Kami Wilt has been thinking a lot about proficiency lately. She shares her thoughts on the topic in this guest post, her third for Alt Ed Austin. Kami runs—quite proficiently, I might add—the Austin Tinkering School, which now has a second location, on North Lamar.
Proficiency: A high degree of competence or skill; expertise. Synonyms: skill, expertise, experience, accomplishment, competence, mastery, prowess, deftness, dexterity, finesse
I’ve had a sewing machine for several years now—longer than I’d care to admit, because I continue to have a contentious relationship with my machine. I didn’t grow up sewing, and although I took a few sewing classes awhile back, my experiences sewing at home are peppered with frustration and troubleshooting. I can hack it through a small project, but the thought of using it kind of stresses me out. I don’t feel like, “Oh, I’ll just sit down and whip that out,” but instead brace myself for the inevitable snarls and hiccups that accompany my sewing experiences.
I don’t know what happened, or what shifted, because I hadn’t even used the machine recently, but this week I had an idea for something I wanted to make, and I just sat down and MADE it. My off-and-on usage over the years had somehow reached the tipping point, and I achieved proficiency. The machine didn’t give me trouble. My project came together more or less the way I had wanted it to. I’m no expert, so maybe saying that I suddenly became proficient on the sewing machine is overstating it a tad, but the feeling that I could use the machine with ease opened me up to all sorts of projects that seemed way out of my range before, and my synapses were firing all over the place.
Of course, I’ve had this experience with other tools, too. I can remember the mental “click” that happened when using the chop saw changed from anxiety-producing to no big deal, and the possibilities that suddenly opened up when I could make those quick cuts easily. I took a screen printing class a few years ago, yet the screens I made weren’t seeing any action; I still felt like it was something I couldn’t really do on my own. But this summer I wanted the kids in my summer camps to get an Austin Tinkering School t-shirt, and ordering a bunch of preprinted shirts just didn’t seem very tinkery. Now, 84 t-shirts later, I’m feeling pretty fly with that squeegee!

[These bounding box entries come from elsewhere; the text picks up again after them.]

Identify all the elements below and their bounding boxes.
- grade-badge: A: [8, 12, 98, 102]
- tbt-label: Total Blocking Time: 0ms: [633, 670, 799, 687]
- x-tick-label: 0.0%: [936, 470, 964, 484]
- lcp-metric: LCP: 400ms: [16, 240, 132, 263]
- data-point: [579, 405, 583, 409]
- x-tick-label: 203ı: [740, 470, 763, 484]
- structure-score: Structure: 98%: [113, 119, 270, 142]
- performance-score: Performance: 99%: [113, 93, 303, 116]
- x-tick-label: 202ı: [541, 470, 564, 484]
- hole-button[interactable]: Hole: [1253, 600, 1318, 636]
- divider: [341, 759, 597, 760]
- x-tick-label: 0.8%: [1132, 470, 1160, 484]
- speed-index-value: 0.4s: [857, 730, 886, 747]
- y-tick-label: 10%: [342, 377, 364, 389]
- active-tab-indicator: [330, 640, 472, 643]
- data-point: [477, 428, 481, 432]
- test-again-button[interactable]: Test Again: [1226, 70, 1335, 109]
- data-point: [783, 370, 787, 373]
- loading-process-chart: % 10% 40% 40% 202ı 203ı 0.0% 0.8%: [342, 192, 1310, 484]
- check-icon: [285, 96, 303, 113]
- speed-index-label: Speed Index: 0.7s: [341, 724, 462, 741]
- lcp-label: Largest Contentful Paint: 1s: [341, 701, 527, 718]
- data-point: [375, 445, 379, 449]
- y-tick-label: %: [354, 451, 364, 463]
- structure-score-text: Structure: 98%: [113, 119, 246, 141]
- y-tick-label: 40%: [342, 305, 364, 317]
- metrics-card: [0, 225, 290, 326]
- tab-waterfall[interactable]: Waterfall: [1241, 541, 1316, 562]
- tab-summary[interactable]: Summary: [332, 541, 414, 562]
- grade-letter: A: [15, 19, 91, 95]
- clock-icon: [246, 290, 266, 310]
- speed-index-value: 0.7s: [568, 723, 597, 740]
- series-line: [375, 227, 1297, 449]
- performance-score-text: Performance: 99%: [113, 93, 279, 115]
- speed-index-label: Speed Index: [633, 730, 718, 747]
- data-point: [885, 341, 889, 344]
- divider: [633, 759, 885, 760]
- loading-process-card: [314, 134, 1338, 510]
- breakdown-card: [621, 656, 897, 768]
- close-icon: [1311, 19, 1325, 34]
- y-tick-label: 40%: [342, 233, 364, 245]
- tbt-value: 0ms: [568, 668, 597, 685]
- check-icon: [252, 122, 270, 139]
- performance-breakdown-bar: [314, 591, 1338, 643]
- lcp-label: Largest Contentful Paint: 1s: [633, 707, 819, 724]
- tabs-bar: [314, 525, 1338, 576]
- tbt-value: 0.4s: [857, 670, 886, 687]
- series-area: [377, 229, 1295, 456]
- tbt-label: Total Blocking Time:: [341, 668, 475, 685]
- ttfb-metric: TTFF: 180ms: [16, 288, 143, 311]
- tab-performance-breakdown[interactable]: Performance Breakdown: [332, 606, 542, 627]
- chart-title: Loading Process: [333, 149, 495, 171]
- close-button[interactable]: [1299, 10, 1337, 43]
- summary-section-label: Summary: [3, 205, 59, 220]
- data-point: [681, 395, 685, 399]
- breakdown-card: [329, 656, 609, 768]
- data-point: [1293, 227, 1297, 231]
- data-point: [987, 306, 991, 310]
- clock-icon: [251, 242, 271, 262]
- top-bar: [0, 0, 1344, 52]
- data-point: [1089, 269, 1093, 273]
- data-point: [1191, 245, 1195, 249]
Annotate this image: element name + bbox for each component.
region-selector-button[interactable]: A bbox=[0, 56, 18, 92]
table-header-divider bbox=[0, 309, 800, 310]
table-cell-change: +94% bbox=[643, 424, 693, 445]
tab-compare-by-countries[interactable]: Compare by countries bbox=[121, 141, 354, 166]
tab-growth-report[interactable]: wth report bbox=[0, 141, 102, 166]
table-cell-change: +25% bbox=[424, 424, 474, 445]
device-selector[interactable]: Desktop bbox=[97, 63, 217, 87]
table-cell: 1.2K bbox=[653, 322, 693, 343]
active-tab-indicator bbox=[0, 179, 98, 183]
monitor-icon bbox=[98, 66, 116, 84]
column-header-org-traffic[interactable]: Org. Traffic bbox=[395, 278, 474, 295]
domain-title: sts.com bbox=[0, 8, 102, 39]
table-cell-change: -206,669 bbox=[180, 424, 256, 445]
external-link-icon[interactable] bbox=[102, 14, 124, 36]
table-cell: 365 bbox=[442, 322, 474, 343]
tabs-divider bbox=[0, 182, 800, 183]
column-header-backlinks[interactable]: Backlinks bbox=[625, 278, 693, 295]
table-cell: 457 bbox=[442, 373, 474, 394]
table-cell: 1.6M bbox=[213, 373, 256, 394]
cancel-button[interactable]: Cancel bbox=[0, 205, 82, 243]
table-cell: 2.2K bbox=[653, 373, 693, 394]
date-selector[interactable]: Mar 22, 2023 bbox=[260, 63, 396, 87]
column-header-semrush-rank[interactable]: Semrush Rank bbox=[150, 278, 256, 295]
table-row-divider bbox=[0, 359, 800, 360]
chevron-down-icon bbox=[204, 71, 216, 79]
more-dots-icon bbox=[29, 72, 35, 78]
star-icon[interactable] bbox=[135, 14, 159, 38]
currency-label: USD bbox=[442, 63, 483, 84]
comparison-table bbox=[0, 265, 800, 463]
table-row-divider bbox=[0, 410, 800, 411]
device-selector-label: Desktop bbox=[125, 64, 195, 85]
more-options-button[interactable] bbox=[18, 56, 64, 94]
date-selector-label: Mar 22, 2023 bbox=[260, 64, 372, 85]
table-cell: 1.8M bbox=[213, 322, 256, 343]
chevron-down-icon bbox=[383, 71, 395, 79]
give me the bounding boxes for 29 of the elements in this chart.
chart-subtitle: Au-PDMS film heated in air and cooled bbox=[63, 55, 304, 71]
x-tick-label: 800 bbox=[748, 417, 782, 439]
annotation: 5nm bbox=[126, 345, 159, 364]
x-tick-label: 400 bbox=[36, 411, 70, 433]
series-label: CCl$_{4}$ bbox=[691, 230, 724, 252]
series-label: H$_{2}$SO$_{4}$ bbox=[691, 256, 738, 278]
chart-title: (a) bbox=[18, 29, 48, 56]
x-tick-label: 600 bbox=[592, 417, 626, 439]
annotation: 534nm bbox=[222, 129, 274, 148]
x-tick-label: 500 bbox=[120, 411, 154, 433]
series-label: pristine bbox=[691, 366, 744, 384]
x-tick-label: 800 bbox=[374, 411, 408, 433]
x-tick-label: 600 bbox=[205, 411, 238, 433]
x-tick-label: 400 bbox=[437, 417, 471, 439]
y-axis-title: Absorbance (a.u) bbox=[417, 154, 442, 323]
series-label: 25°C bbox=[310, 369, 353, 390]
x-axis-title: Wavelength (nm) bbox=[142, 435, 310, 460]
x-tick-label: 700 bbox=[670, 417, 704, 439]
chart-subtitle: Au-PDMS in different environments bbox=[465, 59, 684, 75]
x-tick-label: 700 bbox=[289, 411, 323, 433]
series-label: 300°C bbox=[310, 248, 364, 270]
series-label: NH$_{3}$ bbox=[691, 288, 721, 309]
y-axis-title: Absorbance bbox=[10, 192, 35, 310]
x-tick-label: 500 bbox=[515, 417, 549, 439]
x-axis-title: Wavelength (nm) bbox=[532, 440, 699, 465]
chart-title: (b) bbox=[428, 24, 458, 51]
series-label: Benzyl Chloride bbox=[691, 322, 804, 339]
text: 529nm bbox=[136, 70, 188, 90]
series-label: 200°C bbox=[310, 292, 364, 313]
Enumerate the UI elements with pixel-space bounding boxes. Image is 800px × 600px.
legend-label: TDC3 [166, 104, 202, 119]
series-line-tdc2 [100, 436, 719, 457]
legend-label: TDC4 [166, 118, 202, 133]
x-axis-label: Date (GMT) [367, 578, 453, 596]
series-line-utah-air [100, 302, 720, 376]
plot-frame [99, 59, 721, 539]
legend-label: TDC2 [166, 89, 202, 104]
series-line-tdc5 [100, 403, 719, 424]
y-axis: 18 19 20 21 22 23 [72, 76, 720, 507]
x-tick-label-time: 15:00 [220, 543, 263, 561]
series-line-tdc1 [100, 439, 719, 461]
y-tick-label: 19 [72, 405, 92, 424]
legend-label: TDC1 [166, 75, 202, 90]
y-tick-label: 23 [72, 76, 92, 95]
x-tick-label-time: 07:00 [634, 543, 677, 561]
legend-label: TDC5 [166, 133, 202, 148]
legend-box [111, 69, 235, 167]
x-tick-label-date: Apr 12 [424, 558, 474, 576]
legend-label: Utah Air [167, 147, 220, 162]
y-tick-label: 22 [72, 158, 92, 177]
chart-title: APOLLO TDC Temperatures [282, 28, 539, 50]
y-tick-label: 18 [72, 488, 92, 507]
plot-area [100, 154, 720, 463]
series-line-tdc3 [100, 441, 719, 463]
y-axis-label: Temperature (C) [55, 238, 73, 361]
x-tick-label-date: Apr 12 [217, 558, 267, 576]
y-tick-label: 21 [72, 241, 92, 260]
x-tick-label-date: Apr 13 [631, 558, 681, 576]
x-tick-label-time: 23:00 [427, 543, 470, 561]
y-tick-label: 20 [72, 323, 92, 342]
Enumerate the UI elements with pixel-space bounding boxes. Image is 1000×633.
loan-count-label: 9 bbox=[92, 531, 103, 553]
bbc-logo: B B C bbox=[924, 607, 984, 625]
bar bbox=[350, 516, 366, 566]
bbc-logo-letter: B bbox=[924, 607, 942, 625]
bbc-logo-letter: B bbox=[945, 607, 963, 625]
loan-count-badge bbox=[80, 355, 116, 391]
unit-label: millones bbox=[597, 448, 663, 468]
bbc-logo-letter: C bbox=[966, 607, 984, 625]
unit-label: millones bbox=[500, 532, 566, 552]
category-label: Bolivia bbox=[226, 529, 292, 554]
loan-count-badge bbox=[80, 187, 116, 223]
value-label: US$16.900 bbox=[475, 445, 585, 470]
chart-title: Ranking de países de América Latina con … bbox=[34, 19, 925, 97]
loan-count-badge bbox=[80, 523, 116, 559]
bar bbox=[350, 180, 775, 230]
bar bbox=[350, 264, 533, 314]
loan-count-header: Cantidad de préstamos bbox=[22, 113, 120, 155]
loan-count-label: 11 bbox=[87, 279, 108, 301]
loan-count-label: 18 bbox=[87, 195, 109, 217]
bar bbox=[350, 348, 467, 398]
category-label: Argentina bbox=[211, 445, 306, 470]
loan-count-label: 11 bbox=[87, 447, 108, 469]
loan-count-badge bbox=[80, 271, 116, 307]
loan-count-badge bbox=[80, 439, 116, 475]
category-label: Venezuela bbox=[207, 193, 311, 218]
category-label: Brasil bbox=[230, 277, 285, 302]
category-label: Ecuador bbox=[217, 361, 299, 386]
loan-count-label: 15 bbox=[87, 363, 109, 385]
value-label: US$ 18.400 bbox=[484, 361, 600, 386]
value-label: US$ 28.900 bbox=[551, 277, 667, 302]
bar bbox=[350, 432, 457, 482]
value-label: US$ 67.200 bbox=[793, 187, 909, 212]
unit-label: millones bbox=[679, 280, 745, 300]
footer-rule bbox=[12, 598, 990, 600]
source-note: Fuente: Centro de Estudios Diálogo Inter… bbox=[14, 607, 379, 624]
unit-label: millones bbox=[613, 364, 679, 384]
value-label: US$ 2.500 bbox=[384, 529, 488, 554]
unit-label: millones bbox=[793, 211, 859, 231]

At least for me, a single class usually is not enough to help me break through my mental block with a new tool. It takes a lot of time and floundering and mess-ups, which can be very hard for us results-oriented and failure-averse adults. Kids are so much better at just being interested in the process and persevering as they learn to use a new tool, if we give them that space. At Tinkering School we often see kids sawing through a big, thick two-by-four with a handsaw or working to cut a piece of cord with a pair of scissors, completely absorbed for surprisingly long periods. Sometimes it’s hard to not just step in and do it for them. But we don’t rescue them, because we want them to have that chance to hone their skills—and to be opened up to the multitude of possibilities that mastery of a new tool affords.
When I see a kid suddenly driving in screws by herself, where before she was fumbling and nervous and needed help, I am so psyched that she was able to make the leap from “I can use a drill, but only at Tinkering School” to “I can use a drill. On my own. Any time I have access to one.” That’s a kid who’s more empowered.
Proficiency is key to feeling like we can have an effect on the world around us. We can fix things. We can make things. We move from passivity (“It broke, and now we have to throw it out” or “I have an idea but no idea how to build it, so I never will”) to action and participation. Not only does this society needs all the active participants it can get, but being a part of the Making and the Doing is also a lot more fun!